I am angry at the pain. I am angry at the confusion and the insecurity, the self-doubt and self-loathing.
So – If we are going to use “labels,” I want to have it straight: Am I gifted or disabled? They are now saying that a person can be Both.
Just so, a person can have other conditions along with ADHD. It seems that ADD diagnoses are often accompanied by other conditions, such as learning disorders like dyslexia, or psychological conditions such as depression. Could having ADD bring about some of these conditions? I know in my case if I had known about ADD earlier and if my childhood experience had been different, I might have never experienced the serious depression that I have suffered in my life. If I had been recognized as the creative and talented person I seem to be, I might have enjoyed my fair share of success instead of life-long frustration. I submit that ADD is not a condition, but simply a personality type; a type which unfortunately does not integrate well in modern society, or conform to the masses.
Apparently there is a difference in brain anatomy or chemistry in people with ADD. I would be interested in learning whether people who are labeled “gifted” show any brain differences. And what does this really mean anyway? Is there a “right” and “wrong” way for our minds to work? Who decides? And who says the “majority” gets to decide what is TRUE or not true. They already seem to make all the RULES. I get angry that I HAVE to do things a certain way in order for my life to work. Because something inside tells me that it shouldn’t HAVE to be that way. And, in fact, it hasn’t always been this way.

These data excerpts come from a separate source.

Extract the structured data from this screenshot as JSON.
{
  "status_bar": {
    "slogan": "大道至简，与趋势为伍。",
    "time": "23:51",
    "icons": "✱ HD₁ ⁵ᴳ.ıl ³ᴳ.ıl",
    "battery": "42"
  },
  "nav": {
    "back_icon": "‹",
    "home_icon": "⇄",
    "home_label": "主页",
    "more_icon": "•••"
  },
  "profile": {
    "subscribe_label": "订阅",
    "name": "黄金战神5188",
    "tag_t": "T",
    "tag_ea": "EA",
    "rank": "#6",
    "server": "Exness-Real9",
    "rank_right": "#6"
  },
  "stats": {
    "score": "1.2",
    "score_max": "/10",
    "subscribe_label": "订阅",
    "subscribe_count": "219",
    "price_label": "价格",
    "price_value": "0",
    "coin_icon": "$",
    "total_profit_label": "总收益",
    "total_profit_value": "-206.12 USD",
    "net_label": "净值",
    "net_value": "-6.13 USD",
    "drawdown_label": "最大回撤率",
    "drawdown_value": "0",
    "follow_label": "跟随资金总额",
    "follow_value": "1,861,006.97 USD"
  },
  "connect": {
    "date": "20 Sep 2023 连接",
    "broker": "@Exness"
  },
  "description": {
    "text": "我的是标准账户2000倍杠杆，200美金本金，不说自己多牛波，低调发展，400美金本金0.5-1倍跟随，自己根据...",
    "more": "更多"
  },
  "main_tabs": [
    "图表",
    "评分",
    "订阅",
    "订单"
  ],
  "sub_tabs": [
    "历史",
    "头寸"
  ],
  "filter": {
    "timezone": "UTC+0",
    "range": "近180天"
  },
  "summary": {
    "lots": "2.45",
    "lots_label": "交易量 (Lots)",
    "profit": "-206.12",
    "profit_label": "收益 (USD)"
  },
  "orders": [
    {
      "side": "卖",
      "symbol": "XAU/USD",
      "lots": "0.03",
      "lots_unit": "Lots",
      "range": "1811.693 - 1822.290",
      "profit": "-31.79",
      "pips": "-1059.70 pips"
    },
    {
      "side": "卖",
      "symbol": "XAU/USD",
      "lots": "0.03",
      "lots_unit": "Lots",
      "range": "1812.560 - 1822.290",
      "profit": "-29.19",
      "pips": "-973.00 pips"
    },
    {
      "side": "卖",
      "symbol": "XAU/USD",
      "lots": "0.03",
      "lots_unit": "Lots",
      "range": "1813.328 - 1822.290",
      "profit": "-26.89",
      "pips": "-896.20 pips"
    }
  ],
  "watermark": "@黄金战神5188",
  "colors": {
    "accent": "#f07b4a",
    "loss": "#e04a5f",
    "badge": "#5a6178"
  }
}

I reject the idea that ADD is a disability. However, I am on disability. I have had to admit to some difficulties that have impacted my life and rendered me dysfunctional. But I put it out there that had some of these people throughout history who are known for their contributions in science, music, art, and literature – those people who we have praised and revered: if we were to stick them here in our current society, then I would expect that they would also be rendered “disabled.” And I guess I can be OK with that, as disturbing and distressing as it may be.
But I think we need to leave our children alone. Let’s not try to put them in boxes with labels on them! That is the surest way to doom them to disability and despair. And I know what that feels like. It is an evil thing. Why not let them fly, and leave them to be the beautiful individuals they are? We need them.